Discovery Week Chamber Music Series: Drew Petersen and Pacifica Quartet have lofty rapport in Franck Quintet

With such a piece as Cesar Franck's Piano Quintet in F minor, there's a sense in which the listener has to be just as prepared as the performers.

A preposterous notion, no? The work is not all that hard to "follow," and the composer's language is somewhat familiar, even if you don't know any other Franck but the Symphony in D minor.
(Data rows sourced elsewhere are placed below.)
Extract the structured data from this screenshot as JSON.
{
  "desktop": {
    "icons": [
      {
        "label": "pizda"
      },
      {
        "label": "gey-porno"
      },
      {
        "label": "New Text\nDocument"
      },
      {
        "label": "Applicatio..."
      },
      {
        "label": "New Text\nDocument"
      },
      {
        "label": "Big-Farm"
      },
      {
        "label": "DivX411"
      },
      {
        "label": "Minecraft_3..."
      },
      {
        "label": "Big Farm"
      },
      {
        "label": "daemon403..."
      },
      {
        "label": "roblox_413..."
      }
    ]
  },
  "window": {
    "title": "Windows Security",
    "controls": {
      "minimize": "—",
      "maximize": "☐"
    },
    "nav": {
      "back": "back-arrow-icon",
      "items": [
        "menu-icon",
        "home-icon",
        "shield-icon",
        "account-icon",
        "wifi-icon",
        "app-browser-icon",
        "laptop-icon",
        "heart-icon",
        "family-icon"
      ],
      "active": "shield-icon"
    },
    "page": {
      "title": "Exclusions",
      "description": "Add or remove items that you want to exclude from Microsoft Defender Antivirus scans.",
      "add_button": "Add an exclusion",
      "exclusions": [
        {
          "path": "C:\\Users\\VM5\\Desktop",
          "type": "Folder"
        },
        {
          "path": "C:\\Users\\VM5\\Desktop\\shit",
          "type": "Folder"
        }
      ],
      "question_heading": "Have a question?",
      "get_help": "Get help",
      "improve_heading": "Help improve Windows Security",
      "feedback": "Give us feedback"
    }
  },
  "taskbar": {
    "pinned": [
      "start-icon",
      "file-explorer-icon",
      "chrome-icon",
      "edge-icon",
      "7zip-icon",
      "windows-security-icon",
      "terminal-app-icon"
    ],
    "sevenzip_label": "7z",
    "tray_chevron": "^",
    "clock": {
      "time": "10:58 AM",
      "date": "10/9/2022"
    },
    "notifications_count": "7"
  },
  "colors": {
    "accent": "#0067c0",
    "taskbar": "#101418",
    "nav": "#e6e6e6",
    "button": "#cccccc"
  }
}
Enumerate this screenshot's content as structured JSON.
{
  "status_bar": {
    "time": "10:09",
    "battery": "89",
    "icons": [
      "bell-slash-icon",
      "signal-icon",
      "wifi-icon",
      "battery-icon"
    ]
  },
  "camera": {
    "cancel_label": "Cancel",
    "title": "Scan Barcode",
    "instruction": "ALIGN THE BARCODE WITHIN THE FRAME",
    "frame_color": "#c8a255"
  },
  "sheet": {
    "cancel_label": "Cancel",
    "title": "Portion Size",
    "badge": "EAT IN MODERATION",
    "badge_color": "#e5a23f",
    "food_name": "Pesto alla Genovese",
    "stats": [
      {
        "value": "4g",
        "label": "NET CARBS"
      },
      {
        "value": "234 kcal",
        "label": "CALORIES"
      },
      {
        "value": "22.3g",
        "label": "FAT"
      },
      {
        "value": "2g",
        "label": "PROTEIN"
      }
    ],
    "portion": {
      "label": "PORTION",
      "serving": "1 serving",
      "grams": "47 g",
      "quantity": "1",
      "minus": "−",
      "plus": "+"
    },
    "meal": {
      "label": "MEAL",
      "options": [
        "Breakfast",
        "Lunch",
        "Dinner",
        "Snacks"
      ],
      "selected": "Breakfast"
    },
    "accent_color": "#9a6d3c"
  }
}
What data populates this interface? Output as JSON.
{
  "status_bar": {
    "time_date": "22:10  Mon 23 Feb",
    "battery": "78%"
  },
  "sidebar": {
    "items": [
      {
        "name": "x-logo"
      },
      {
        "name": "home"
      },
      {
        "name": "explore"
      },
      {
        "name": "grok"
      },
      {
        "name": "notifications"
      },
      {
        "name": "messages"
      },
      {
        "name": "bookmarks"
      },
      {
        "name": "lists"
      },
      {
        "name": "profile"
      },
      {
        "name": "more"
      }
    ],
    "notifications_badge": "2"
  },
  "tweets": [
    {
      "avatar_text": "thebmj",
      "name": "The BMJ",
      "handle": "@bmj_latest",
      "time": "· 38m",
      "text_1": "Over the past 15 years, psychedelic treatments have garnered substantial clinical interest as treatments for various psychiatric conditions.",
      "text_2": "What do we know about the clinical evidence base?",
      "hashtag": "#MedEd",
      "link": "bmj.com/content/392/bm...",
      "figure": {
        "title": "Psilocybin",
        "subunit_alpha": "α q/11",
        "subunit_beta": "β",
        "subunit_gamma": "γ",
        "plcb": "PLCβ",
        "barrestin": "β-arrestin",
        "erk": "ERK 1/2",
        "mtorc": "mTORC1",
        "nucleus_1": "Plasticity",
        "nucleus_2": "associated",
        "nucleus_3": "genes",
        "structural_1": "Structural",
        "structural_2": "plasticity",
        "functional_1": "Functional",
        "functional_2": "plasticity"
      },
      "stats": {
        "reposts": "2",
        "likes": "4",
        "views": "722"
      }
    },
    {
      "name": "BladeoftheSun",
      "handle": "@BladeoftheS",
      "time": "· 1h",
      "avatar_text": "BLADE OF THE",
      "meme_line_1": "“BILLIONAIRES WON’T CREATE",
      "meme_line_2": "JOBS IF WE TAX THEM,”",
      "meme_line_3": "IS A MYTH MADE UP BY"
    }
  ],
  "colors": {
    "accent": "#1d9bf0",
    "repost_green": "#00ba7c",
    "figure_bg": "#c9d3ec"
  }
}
Drew Petersen and the Pacifica Quartet soared to the heights of Franck.
But the mastery Drew Petersen and the Pacifica Quartet displayed in a noontime performance Wednesday at Christ Church Cathedral seemed to ask for — and receive — full commitment to the experience from all who heard it. Those cyclical themes and motifs, that sinuous chromaticism, the almost disturbing, turbocharged energy poured out in the first and third movements, the mixed-message cooling off in the middle movement! Far too much there for even sporadic indifference on the part of the listener! And everyone at this American Pianists Association concert seems to have signed on for the expedition.

The question-and-answer opening is bound to arrest the attention — strings first, then piano. Petersen imparted an almost hesitant quality to the piano's presentation of its calling card. It's as if the piano announces: I'm quite amenable to dialogue with these people, but I will engage on my own terms, thank you. Expressively as well as formally, however, the quartet and the pianist are charged with finding common ground and holding on to it with all their might.

And so they did. The slow first part of the opening gave the Pacifica plenty of opportunity to heighten the music's emotional profile without forcing — just as they do in their excellent accounts of the Shostakovich quartets on Cedille. Combined, the musicians were consistent in flexibility of dynamics and tempo. Petersen was touchingly eager to keep coordination exact, looking over frequently to the quartet — at phrase beginnings, at every tempo adjustment, sometimes even when note values markedly shifted at the same tempo.

Petersen never stinted on letting the piano ring out, as it did thrillingly when the finale moved toward its all-enveloping climax. The first pianist to play the Franck quintet must have indeed had his withers wrung. It's reported that the patrician grand maitre of French music, Camille Saint-Saens, turned and strode offstage when the composer entered after the 1880 premiere to greet the performers. As I suggested above, you've got to be in sync with this piece emotionally in order to embrace it. The Pacifica Quartet and Drew Petersen certainly were, and they brought the audience along with them.

Earlier, Petersen's dexterity and evenness of touch were well displayed in "La Leggierezza," one of Liszt's Three Concert Etudes. So was his keen sense of following the music's rhetorical import through the kind of textures that tempt a performer to get lost in luxuriant undergrowth.

The pianist opened his solo program with Beethoven's Sonata No. 22 in F major, op. 54.  The composer who turned the symphonic minuet into the more emphatic scherzo here signals with the heading "Tempo d'un menuetto" that little besides the tempo and the meter of the courtly dance form needs to be retained. Accordingly, the assertive opening was followed up boldly here. Petersen's control was immaculate, as shown by the steady diminuendo on repeated chords near the end of the movement. The second and final movement was fleet and amply nuanced, again revealing the exactitude that seems to come naturally to him without ever turning mechanical.